Complying with the Notifiable Data Breach (NDB) scheme as contained in Part IIIC of the Privacy Act (1988), the Foundation will notify the individuals affected and the Commission in the event of certain instances of a data breach:

There is unauthorised access to or disclosure of personal information held by an entity (or information is lost in circumstances where unauthorised access or disclosure is likely to occur).

This is likely to result in serious harm to any of the individuals to whom the information relates.

The entity has been unable to prevent the likely risk of serious harm with remedial action.

In the event of uncertainty whether an eligible instance of data breach has occurred, the Foundation will conduct an internal assessment to determine whether the steps of the NDB scheme need be followed.

Transparency

Disclosing information to the public

The Foundation maintains a commitment to transparency in the information it discloses to the public. As a not-for-profit organisation that funds its projects through the benevolent donations of its donor network to assist communities of beneficiaries, the Foundation’s stakeholders have a right to access information regarding the Foundation’s impact and operations. Information that the Foundation publicly discloses to its stakeholders and the wider public includes the following regular publications: Annual Report, and Annual Financial Report. These are accessible from the Foundation’s website.

The Foundation also disseminates information pertaining to its operations in monthly email newsletters, press releases and through its website and social media channels. Within these publications and content updates the Foundation makes regular use of the ‘stories’ provided to it by project beneficiaries. Only when the stipulations set out in this Privacy Policy have been met is the personal information regarding one of the Foundation’s project beneficiaries used and disclosed

Inviting feedback from the public

To aid in its commitment to transparency, the Foundation actively seeks feedback from its stakeholders, recognising the value in all types of feedback from its stakeholders. All of the Foundation’s physical publications include organisational contact details for stakeholders to use if they wish to submit feedback. Depending on the nature of the feedback submitted and the organisational departments it relates to, a Foundation representative will strive to respond to the stakeholder as soon as is reasonably possible.

Payment card security

The Foundation is committed to the ongoing security of cardholder data. The Foundation takes every step to be compliant with the Payment Card Industry Data Security Standards (PCI DSS). Contained below are some recommendations for maintaining PCI DSS compliance.

Develop program, policy and procedures

The Foundation uses payment gateways, Shout for Good or Stripe, to process payment information.

Shout for Good is a solely owned subsidiary of Australia and New Zealand Banking Group Limited (ANZ). While your information may be accessed by a limited number of ANZ employees for the purposes of providing Shout's services and processing your transactions. Your information is quarantined from other information held by ANZ and is not used by or disclosed to ANZ for any purposes other than those disclosed in this Policy. The privacy policy of Shout for Good can be viewed from: https://shoutforgood.com/privacy-policy.

Stripe, Inc. is an Irish American multinational financial services and software as a service company dual-headquartered in South San Francisco, California, United States and Dublin, Ireland.

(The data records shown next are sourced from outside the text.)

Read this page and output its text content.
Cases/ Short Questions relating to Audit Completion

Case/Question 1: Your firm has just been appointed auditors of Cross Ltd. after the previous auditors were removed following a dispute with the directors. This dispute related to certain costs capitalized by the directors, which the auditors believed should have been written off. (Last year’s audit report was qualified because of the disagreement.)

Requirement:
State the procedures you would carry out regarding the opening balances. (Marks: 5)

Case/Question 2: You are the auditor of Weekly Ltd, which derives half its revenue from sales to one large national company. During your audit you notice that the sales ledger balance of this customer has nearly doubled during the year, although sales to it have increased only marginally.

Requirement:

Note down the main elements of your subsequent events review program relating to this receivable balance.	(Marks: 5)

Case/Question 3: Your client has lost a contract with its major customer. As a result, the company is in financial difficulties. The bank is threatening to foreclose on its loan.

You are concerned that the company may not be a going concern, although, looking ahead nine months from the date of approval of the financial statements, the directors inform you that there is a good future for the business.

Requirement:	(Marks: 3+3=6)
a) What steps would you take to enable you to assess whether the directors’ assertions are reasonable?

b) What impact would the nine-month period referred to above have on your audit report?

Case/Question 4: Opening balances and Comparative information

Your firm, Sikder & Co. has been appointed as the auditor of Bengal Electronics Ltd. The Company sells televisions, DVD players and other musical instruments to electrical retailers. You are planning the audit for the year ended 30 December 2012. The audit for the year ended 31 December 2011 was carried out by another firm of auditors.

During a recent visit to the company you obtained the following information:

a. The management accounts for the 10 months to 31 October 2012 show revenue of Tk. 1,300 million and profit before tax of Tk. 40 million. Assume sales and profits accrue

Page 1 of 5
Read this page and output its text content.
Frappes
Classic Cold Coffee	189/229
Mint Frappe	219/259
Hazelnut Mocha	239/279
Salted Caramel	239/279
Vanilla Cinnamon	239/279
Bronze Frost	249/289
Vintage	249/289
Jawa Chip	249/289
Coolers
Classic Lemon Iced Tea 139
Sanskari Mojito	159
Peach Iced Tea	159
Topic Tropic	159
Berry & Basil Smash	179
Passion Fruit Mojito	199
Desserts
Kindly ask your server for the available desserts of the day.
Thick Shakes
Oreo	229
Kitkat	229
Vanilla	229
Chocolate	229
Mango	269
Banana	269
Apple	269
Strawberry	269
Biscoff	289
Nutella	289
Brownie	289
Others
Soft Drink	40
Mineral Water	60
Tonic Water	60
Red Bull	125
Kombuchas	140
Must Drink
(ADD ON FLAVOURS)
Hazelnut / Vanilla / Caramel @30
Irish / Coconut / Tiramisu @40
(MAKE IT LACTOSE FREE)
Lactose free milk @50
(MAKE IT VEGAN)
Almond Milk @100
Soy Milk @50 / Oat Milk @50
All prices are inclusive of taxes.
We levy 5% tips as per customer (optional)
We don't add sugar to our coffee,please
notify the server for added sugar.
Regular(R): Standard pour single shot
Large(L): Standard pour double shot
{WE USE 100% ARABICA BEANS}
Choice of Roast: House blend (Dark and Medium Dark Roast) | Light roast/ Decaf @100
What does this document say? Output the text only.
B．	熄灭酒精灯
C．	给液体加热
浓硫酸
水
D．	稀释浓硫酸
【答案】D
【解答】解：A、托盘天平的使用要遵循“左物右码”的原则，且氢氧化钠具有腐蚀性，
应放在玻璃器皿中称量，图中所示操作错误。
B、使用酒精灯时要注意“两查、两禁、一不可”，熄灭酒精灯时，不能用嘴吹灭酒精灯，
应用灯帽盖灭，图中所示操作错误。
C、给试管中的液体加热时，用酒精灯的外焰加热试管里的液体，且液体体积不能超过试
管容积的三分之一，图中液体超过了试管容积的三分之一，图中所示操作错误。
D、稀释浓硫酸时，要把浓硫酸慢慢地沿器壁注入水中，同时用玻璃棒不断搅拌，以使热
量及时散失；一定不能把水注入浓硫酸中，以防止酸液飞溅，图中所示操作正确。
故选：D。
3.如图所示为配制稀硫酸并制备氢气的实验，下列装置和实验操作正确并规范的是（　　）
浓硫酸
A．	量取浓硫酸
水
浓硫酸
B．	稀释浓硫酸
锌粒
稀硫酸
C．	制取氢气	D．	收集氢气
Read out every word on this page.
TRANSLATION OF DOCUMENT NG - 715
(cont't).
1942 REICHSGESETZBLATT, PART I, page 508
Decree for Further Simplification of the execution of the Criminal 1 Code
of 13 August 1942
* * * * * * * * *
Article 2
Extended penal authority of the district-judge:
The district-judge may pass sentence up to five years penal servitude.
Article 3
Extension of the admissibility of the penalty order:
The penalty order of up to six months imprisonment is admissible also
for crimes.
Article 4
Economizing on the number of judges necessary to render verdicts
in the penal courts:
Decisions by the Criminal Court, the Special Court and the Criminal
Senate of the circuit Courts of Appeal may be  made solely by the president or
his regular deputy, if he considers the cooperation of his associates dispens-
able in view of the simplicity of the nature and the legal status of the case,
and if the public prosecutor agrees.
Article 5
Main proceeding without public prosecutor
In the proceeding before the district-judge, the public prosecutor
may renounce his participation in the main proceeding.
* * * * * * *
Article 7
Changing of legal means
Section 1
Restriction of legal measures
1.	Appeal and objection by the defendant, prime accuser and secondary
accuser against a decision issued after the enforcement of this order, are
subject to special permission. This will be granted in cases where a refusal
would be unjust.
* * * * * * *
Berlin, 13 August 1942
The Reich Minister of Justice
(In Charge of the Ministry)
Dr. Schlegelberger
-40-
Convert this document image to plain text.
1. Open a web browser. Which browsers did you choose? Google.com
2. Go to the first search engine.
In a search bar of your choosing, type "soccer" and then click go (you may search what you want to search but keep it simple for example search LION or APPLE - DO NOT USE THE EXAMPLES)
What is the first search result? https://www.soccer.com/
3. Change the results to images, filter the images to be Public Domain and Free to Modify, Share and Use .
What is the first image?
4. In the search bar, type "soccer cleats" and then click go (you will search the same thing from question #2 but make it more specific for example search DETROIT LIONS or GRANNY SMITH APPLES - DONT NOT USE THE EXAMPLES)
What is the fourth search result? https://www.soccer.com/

The privacy policy of Stripe can be viewed from: https://stripe.com/au/privacy

Evolve the compliance program to address changes

Iona Presentation Foundation’s Privacy Policy will be reviewed every two years. The Foundation Board will manage the review and evaluate the relevance and quality of data security measures. Changes to data security will be implemented where the Foundation no longer complies with the PCI DSS.

This policy was last updated 28 April 2025.